Марк Харитонов родился в 1937 году. В 70-е годы переводил немецкую прозу — Г. Гессе, Ф. Кафку, Э. Канетти. Тогда же писалась проза, дождавшаяся публикации только через двадцать лет. Читавшие роман Харитонова «Линии судьбы, или Сундучок Милашевича», удостоенный в 1992 году первой русской Букеровской премии, узнают многих персонажей этой книги в романах «Прохор Меньшутин» и «Провинциальная философия». Здесь впервые появляется провинциальный писатель и философ Симеон Милашевич, для которого провинция была «не географическое понятие, а категория духовная, способ существования и отношения к жизни».
Действие последнего романа «Возвращение ниоткуда» разворачивается также в небольшом провинциальном городке. Но это уже другая провинция, и времена другие…
1. Голоса в пустоте
…Так во сне осознаешь, что это сон, но тревога и тоска от знания не уменьшаются.
Чувство, будто несешься, не ощущая ветра движения — в бесплотной пустоте без верха и низа, без ориентиров по сторонам.

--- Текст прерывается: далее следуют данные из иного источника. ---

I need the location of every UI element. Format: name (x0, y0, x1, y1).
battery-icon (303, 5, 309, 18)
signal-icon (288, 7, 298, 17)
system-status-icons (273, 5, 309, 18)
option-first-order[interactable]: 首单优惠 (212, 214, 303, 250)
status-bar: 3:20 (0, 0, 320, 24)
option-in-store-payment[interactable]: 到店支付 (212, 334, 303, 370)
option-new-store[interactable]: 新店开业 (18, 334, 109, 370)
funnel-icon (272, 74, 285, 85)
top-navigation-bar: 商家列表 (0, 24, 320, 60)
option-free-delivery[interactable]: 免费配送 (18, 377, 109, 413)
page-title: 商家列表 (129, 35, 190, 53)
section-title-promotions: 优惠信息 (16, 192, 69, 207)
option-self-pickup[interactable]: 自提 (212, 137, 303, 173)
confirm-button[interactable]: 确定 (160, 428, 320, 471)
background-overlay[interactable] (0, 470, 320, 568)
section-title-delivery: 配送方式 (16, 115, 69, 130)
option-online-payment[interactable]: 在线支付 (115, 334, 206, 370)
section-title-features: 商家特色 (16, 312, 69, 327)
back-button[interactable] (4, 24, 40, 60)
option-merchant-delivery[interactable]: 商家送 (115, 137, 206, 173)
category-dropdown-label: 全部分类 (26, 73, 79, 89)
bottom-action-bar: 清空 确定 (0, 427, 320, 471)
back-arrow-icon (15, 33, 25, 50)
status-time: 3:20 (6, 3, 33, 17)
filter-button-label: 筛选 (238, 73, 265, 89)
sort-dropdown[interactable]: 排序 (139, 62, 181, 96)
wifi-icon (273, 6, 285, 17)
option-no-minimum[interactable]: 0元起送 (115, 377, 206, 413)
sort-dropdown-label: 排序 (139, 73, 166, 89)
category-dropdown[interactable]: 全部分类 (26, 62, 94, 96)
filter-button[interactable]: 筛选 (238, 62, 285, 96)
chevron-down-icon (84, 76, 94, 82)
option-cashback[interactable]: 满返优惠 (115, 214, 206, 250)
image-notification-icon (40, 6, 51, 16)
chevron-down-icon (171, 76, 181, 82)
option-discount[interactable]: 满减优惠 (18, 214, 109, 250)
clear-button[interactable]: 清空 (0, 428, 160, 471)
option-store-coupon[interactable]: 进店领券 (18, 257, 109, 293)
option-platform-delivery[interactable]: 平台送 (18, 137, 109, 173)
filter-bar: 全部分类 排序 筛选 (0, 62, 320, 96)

«Кто их просил? Я их об этом просил? Я их просил меня вытаскивать?»
«Вы о чем?»
«А вы еще не поняли?»
2. Обрывок
Доктор Казин меня учил не напрягаться, когда пытаешься вспомнить: это все равно не поможет. Думай о чем угодно или лучше всего слушай музыку — вдруг вспомнится само, когда и не ожидаешь. Что с тобой, в сущности, произошло: ты подобрал однажды во дворе грязный листок бумаги, а потом вообразил, что это послание к тебе, хотя имени твоего там не значилось. Можно ведь сказать и так. То есть почему вообразил? В том-то все и дело: это оказалось действительно ко мне, и даже имя, если угодно, там было, просто я не сразу понял, что это ко мне, только почерк вначале заставил напрячься. Беда в том, что листок почти сразу оказался потерян, то есть, правильней сказать, уничтожен, я просто не успел по-настоящему прочесть, вникнуть в смысл, и, когда меня потом спросили, что же там было, не сумел вспомнить подлинных, единственных слов. То есть мне лишь казалось, что я понимаю эти невнятные карандашные каракули: так вроде бы понимаешь иные стихи, сгустившие больше, чем мысль, но время спустя не можешь объяснить, о чем они, а тем более пересказать, воспроизвести. Западает для начала лишь смутное чувство; чтобы его прояснить, надо бы перечесть все еще раз, запомнить наизусть и потом вникать, перебирать, сопоставлять. Только другого раза не оказалось, вот в чем дело.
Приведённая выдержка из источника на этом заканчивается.